Rafael é o nome do meu filho de sete anos. Se ele estivesse em um abrigo, não teria mais chances de ser adotado.

Penso nos dois e na distância de amor, carinho e atenção. Mas Rafael tem sorte de estar no abrigo em que está. Mesmo de um jeito diferente, ele encontrou um lar.

Perto de você, em sua cidade, há meninos e meninas que precisam de exemplos neste longo caminho para o amadurecimento.

Faça uma visita a eles, leve-os para passear, promova um lanche diferente, um dia de jogos e brincadeiras, cinema com pipoca, pague um curso, dê um curso.

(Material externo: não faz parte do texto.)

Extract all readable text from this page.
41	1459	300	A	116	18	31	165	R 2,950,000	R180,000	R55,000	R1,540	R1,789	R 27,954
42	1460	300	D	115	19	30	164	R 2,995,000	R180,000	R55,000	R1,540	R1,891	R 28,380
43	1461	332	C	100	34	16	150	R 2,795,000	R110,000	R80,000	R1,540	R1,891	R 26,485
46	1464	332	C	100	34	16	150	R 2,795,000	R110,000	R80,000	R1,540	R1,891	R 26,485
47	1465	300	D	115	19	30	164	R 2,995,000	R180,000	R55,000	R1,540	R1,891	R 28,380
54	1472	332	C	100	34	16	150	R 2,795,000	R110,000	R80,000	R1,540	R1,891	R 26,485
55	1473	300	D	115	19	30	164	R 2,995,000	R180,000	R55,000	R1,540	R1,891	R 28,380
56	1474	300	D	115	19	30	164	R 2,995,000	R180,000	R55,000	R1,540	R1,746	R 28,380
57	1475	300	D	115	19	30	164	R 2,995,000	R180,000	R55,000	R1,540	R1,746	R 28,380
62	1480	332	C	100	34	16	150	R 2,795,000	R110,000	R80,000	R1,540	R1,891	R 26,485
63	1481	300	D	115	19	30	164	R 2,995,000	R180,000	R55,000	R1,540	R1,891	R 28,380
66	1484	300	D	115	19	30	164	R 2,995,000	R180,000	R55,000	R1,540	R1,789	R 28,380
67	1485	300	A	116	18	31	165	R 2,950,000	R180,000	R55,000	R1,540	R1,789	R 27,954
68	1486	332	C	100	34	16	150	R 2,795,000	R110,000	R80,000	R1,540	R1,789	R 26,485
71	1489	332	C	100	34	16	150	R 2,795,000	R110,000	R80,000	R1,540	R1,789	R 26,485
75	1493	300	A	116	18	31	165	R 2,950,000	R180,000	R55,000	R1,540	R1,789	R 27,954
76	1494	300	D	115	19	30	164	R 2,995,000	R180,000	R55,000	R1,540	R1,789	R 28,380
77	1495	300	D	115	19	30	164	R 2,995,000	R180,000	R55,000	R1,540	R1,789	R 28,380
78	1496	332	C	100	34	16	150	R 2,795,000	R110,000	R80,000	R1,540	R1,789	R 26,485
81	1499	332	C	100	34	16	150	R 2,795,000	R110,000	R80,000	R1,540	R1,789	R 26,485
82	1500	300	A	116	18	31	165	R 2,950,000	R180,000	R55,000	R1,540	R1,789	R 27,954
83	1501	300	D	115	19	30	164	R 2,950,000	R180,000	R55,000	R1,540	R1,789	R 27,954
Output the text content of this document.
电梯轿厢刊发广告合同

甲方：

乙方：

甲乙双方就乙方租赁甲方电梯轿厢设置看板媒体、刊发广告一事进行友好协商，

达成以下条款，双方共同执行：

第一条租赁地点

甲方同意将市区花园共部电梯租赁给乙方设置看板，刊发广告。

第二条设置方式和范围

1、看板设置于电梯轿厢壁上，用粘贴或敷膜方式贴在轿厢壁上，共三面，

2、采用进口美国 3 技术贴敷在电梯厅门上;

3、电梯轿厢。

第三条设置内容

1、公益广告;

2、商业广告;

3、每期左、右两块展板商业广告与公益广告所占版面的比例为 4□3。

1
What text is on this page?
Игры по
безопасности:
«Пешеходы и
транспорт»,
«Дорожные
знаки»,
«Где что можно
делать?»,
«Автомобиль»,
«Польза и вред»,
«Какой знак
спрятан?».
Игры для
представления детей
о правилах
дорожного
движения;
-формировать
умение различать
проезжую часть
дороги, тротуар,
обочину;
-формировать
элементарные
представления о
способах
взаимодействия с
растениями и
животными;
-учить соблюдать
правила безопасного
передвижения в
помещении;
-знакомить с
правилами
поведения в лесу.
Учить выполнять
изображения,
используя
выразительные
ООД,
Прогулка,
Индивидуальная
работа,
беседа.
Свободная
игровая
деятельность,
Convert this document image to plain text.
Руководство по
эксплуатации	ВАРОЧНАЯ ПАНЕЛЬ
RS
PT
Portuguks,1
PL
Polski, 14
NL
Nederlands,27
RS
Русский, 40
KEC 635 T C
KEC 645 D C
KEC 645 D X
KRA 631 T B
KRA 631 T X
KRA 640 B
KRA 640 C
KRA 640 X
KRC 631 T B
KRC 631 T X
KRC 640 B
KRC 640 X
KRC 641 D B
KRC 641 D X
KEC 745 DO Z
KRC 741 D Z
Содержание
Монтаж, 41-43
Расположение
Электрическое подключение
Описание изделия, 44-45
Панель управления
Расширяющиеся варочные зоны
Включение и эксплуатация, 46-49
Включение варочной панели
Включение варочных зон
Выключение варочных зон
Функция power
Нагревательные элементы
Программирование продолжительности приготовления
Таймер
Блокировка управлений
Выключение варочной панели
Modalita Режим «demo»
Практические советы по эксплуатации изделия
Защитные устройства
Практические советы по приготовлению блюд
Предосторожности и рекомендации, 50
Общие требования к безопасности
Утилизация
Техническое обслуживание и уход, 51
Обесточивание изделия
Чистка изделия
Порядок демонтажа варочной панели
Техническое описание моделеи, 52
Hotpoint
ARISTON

Muito mais do que dinheiro, eles precisam de afeto.

quinta-feira, 20 de janeiro de 2011

Pecadinhos



Pegou a última garrafa de absinto na estante da sala, colocou um disco na vitrola. 

Ela apreciava a nostalgia dos vinis.  

A mesa posta para dois. 

Cordeiro assado era o prato escolhido. 

Acompanhado de geléia de pimenta e arroz com nozes. 

O vinho chegaria com a visita. Como em todas às noites de terça. 

Ela cumpria o ritual, menos entusiasmada, mais acostumada. 

Ele chega, dispensa o cardápio, prefere o trivial, com algumas variações.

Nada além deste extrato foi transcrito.